The media snit suggests a worldview in which the populace has been in an isolation chamber for the entire span of the Bush administration and each of our minds is a blank slate. Unless this single 122-minute artifact encapsulates a complete array of “fair and balanced” views (is that phrase still trademarked by Fox?) on every subject it touches, we’ll all be thrown into error and the republic will fall.
This just in: every documentary (every news story, every official statement) is part of a discourse, taking its place on the continuum of all that has been said on its subject and all that will come after it.

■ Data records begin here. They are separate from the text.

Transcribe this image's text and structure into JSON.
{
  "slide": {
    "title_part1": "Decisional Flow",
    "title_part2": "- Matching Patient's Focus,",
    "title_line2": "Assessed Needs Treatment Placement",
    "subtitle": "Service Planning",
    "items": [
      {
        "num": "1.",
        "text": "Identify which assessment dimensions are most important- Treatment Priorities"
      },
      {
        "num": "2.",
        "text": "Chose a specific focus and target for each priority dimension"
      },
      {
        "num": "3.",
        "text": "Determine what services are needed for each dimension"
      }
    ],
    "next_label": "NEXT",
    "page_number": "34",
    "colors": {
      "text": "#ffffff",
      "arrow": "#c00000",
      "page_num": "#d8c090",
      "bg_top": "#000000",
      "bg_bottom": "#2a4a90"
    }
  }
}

If Michael Moore had the audacity to show Iraqi kids outside in the sun, playing peaceful games, that’s just a tiny corrective to the wall of words and images deployed to convince us that no one in Iraq took a moment’s pleasure in life while Saddam Hussein was in power.
I object on aesthetic grounds too. Consider how much damage has been done to the crafts of reportage and filmmaking by imposing the conventional idea of balance. The dramatic structure of every piece shaped by that imposition echoes a ping-pong match: one the one hand, on the other; one the one hand, on the other? Repeat until very, very sleepy.
As always, this intermittent obsessive attention to accuracy and balance is driven by a ruling-party agenda. I’m sure a minute of googling would turn up the memos listing questions about Michael Moore’s commitment to balance that were locked and loaded by the time the film previewed, and in reporters’ mailboxes the minute it came out. This Independence Day, I’m disgusted by the way our “independent” media roll over to have their bellies scratched by Bush and company.